While we're chopping and dicing the sausage, carrots, gherkins, eggs and potatoes, Nanda tells me lots about Latvia. Russia plays a big part in its recent history, they occupied Latvia till 1990. Till then, all "official" things, like shop fronts or tram tickets, were in Russian. After independence, everything was written in Latvian, but on some facades, the bleached out shadows of the Russian letters are still visible. There's quite a polemic going on now about the language, as the big Russian minority (almost a third of the population) want Russian to become the offical second language of the nation. Nanda was even affected by this struggle personally...when she worked at the ministry of education there was a bomb scare in the building . All because they wanted to change education so that all lessons would be taught in Latvian.
Nanda tells me sometimes at the market she will be speaking to the vendors in Latvian and they will answer in Russian. A bilingual dialogue... The salad progresses and Digne inspects the proportions of the different ingredients. The pieces have to be chopped very finely, as “only grandma’s make rosols with big chunks!” Then generous amounts of sour cream and mayonnaise are added. The aspect mostly reminds me of potato salads I have had in the past at barbecues or parties. But here in Holland it doesn’t have a special name or significance…and often it’s bought at the supermarket and not made at home. Which does make a big difference, as I notice when I take my first bite. The rosols isn’t really photogenic, but it is delicious comfort food and I can imagine it being seen as a “festive” dish.
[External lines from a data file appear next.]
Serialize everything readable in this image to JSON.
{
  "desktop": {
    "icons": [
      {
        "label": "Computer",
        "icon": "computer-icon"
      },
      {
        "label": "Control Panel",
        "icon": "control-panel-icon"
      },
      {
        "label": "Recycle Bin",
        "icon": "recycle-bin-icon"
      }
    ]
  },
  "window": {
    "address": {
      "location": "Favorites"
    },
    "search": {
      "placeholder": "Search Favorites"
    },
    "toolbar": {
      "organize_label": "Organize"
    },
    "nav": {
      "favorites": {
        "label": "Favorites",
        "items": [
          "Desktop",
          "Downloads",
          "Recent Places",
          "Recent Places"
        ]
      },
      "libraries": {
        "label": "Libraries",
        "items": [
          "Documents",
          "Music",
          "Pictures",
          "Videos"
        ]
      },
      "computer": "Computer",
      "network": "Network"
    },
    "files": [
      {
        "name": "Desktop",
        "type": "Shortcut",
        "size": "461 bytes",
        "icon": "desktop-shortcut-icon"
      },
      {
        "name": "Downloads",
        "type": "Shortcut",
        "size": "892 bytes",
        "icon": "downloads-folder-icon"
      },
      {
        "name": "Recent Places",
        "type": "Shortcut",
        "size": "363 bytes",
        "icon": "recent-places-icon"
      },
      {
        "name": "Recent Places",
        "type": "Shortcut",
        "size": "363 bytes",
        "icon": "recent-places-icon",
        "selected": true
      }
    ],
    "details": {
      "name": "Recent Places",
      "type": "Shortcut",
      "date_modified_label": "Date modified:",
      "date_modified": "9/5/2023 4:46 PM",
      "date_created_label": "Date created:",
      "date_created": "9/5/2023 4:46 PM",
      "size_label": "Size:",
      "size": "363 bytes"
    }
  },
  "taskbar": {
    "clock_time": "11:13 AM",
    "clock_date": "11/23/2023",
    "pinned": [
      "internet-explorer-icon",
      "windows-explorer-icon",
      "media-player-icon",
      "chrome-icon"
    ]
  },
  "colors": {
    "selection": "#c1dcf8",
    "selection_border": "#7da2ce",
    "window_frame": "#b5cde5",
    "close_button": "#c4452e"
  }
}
After dinner we enjoy a cup of lindenflower tea, with lindenflower honey to sweeten it, also typical for grandmothers according to Nanda and Digne. To accompany it, some rock hard caramels that need an unexpected amount of violence to separate them from their friends. Here at right you see Nanda holding a Latvian souvenir…it’s a bread that’s a couple of months old, but she doesn’t want to throw it away just yet. Amazingly, this “real” bread just turns hard and doesn’t get moldy.